In a Young's double slit experiment, light of 500 nm is used to produce and interference pattern. When the distance between the slits is 0.05 mm, the angular width (in degree) of the fringes formed on the distance screen is close to:

We have a Young’s double-slit arrangement. For any two consecutive bright (or dark) fringes, the angular separation is given by the standard result of interference:

$$\Delta\theta \;=\;\frac{\lambda}{d}$$

where $$\lambda$$ is the wavelength of light and $$d$$ is the centre-to-centre separation of the two slits.

The wavelength given is 500 nm.
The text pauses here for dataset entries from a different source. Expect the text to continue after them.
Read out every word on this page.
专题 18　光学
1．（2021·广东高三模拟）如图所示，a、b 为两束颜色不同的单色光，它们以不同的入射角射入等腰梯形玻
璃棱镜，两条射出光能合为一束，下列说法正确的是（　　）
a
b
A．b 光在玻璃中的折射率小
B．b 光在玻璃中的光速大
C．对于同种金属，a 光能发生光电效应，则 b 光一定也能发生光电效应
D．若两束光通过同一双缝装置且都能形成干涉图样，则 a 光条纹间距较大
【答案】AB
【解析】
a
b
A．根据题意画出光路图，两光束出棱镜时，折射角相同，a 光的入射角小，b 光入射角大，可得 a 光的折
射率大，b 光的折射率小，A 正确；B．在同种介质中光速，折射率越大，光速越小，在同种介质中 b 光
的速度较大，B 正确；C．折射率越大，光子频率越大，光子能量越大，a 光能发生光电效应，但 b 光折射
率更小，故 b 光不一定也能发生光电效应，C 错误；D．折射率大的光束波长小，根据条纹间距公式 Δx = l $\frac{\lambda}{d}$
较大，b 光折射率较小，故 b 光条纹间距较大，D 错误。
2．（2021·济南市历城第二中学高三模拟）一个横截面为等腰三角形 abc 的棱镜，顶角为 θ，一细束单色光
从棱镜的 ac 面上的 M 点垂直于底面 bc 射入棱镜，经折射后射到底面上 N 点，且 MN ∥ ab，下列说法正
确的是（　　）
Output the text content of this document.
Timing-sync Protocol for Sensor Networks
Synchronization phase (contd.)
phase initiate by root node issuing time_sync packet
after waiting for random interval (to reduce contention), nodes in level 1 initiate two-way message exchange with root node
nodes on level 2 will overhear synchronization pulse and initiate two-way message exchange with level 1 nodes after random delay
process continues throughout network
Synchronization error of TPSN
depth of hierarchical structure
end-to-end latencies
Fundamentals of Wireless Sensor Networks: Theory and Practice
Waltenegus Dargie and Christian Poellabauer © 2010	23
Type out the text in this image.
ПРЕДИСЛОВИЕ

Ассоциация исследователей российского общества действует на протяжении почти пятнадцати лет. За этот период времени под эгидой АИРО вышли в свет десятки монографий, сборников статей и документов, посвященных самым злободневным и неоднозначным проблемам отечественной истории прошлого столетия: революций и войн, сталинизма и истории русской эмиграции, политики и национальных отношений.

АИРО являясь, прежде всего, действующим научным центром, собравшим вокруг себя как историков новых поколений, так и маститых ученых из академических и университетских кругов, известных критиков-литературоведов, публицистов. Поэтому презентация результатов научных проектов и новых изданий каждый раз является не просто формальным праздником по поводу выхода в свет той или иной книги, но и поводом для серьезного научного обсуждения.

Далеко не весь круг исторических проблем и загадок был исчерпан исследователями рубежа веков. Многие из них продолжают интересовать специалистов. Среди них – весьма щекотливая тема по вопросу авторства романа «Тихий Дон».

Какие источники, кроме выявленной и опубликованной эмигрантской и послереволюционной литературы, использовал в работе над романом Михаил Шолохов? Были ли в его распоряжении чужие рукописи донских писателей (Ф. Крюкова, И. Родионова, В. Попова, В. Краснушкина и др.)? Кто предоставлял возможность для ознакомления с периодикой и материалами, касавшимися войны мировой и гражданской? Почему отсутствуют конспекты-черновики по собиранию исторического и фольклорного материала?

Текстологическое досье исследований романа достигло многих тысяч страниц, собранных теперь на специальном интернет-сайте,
First we convert it completely into SI units:

$$500\ \text{nm}=500\times10^{-9}\ \text{m}=5\times10^{-7}\ \text{m}$$

The slit separation is 0.05 mm, which we again express in metres:

$$0.05\ \text{mm}=0.05\times10^{-3}\ \text{m}=5\times10^{-5}\ \text{m}$$

Now we substitute these numerical values into the formula for $$\Delta\theta$$:

$$\Delta\theta \;=\;\frac{\lambda}{d}\;=\;\frac{5\times10^{-7}\ \text{m}}{5\times10^{-5}\ \text{m}}$$

The powers of ten and the numerical factors simplify very neatly:

$$\Delta\theta \;=\;\frac{5}{5}\times10^{(-7)-(-5)}\;=\;1\times10^{-2}\ \text{radian}$$

That is

$$\Delta\theta =0.01\ \text{radian}$$

To make comparison with the options easier, we convert this radian value to degrees, using the relation $$1\ \text{radian}=57.3^\circ$$ (approximately):

$$\Delta\theta =0.01\times57.3^\circ =0.573^\circ$$

On rounding to two significant figures, this becomes $$0.57^\circ$$, which matches the option provided.

Hence, the correct answer is Option B.